For a polynomial $$g(x)$$ with real coefficients, let mg denote the number of distinct real roots of
$$g(x)$$. Suppose 𝑆 is the set of polynomials with real coefficients defined by

$$S = \left\{(x^{2} − 1)^{2}(a_{0} + a_{1}x + a_{2}x^{2} + a_{3}x^{3}) ∶ a_{0}, a_{1}, a_{2}, a_{3} \epsilon R\right\}$$.

For a polynomial f, let $$f{'}$$ and $$f {'}{'}$$ denote its first and second order derivatives, respectively. Then the minimum possible value of $$(m_{f{'}} + m_{f{'}{'}})$$, where $$f \epsilon S$$, is _____

Let $$f(x)= (x^{2}-1)^{2}\,P(x)$$ where $$P(x)=a_{0}+a_{1}x+a_{2}x^{2}+a_{3}x^{3}$$ and the coefficients are real.

Step 1: Mandatory real zeros of $$f$$, $$f'$$.
Because of the factor $$(x^{2}-1)^{2}$$ we have $$f(-1)=f(1)=0$$, and the multiplicity of each root is $$2$$. For a root of multiplicity $$k\;(\ge 2)$$ of $$f$$, the derivative $$f'$$ has the same root with multiplicity $$k-1$$. Therefore $$x=-1$$ and $$x=1$$ are simple (multiplicity 1) zeros of $$f'$$. Thus $$f'$$ already has at least the two distinct real roots $$-1$$ and $$1$$.
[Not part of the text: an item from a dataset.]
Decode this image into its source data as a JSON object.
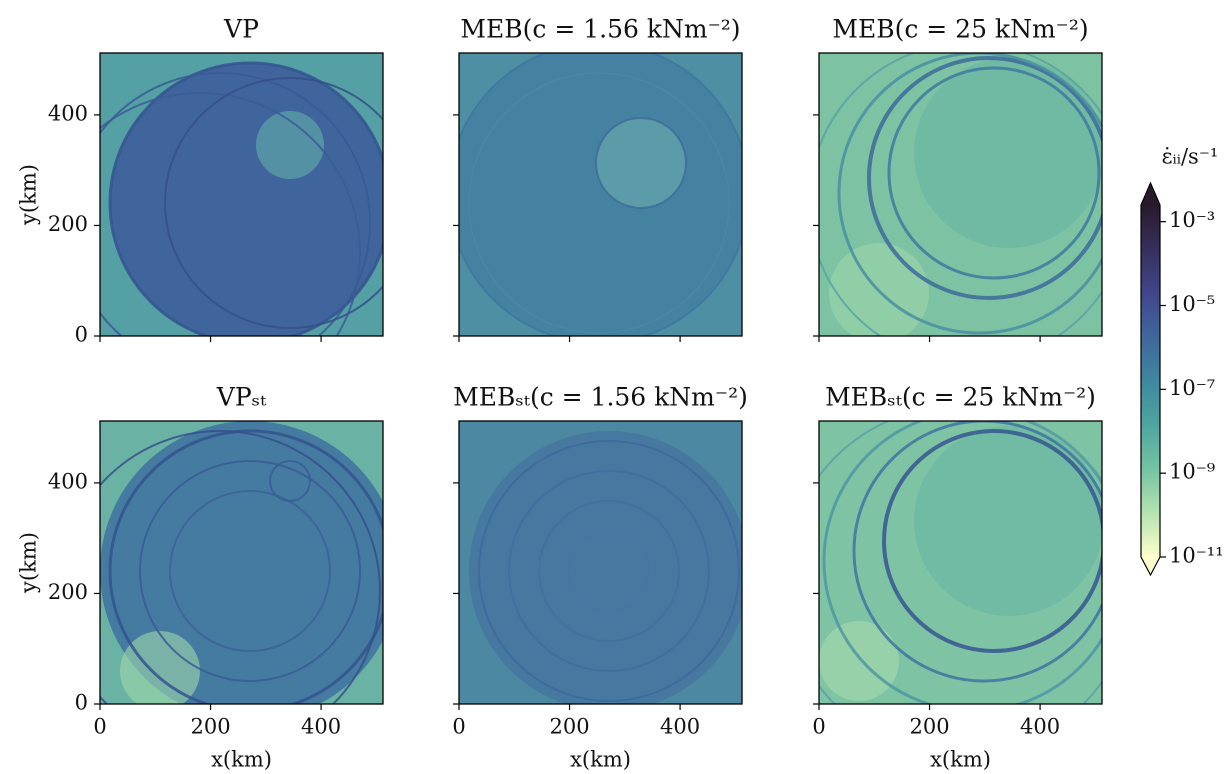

Step 2: One more root of $$f'$$ inside $$(-1,1)$$.
Since $$f(-1)=f(1)=0$$ and $$-1\neq 1$$, Rolle’s theorem guarantees the existence of some $$c\in(-1,1)$$ with $$f'(c)=0$$. This root $$c$$ is different from $$\pm1$$, hence
$$m_{f'}\ge 3\;.$$ So no matter how we choose the coefficients of $$P(x)$$, $$f'$$ must possess at least three distinct real zeros.
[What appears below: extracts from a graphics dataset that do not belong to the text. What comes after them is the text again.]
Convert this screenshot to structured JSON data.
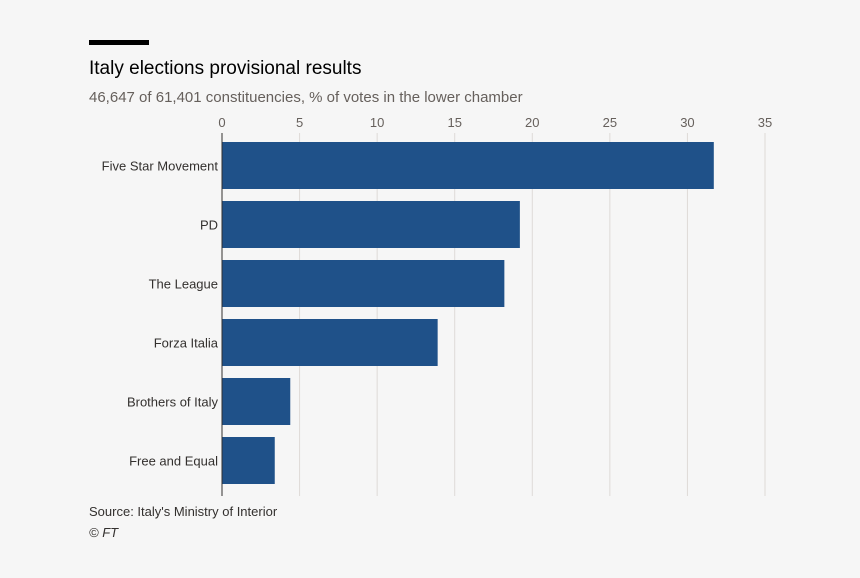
{
  "header": {
    "title": "Italy elections provisional results",
    "subtitle": "46,647 of 61,401 constituencies, % of votes in the lower chamber"
  },
  "footer": {
    "source": "Source: Italy's Ministry of Interior",
    "copyright": "© FT"
  },
  "colors": {
    "bar": "#1f5189",
    "grid": "#dedad7",
    "axis": "#33302e",
    "rule": "#000000"
  },
  "chart_data": {
    "type": "bar",
    "orientation": "horizontal",
    "title": "Italy elections provisional results",
    "subtitle": "46,647 of 61,401 constituencies, % of votes in the lower chamber",
    "categories": [
      "Five Star Movement",
      "PD",
      "The League",
      "Forza Italia",
      "Brothers of Italy",
      "Free and Equal"
    ],
    "values": [
      31.7,
      19.2,
      18.2,
      13.9,
      4.4,
      3.4
    ],
    "xlim": [
      0,
      35
    ],
    "xticks": [
      0,
      5,
      10,
      15,
      20,
      25,
      30,
      35
    ],
    "xtick_position": "top",
    "grid": true
  }
}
Step 3: At least two real zeros of $$f''$$.
Arrange the three distinct real roots of $$f'$$ in ascending order: $$-1 \lt c \lt 1.$$ Apply Rolle’s theorem again, now to $$f'$$ on the intervals $$[-1,c]$$ and $$[c,1]$$. Because $$f'(-1)=f'(c)=0$$, there exists $$\alpha\in(-1,c)$$ with $$f''(\alpha)=0$$; similarly, $$f'(c)=f'(1)=0$$ gives a $$\beta\in(c,1)$$ with $$f''(\beta)=0$$. These $$\alpha,\beta$$ are distinct, so
$$m_{f''}\ge 2.$$ Thus every polynomial $$f\in S$$ satisfies $$m_{f'}+m_{f''}\ge 3+2 = 5.$$ This establishes the lower bound.

Step 4: A polynomial that attains the bound.
Choose the simplest possibility $$P(x)=1$$, i.e. $$f(x)=(x^{2}-1)^{2}$$.

Compute the derivatives:
$$f'(x)=4x(x^{2}-1)=4x^{3}-4x,$$
so $$f'(x)=0$$ at $$x=-1,\,0,\,1.$$ Hence $$m_{f'}=3.$$

Next,
$$f''(x)=12x^{2}-4=4(3x^{2}-1),$$
and $$f''(x)=0$$ at $$x=\pm\frac1{\sqrt3}.$$ Therefore $$m_{f''}=2.$$

This example achieves $$m_{f'}+m_{f''}=3+2=5,$$ exactly the lower bound found in Step 3. Hence the minimum possible value of $$(m_{f'}+m_{f''})$$ for polynomials in the set $$S$$ is $$\boxed{5}$$.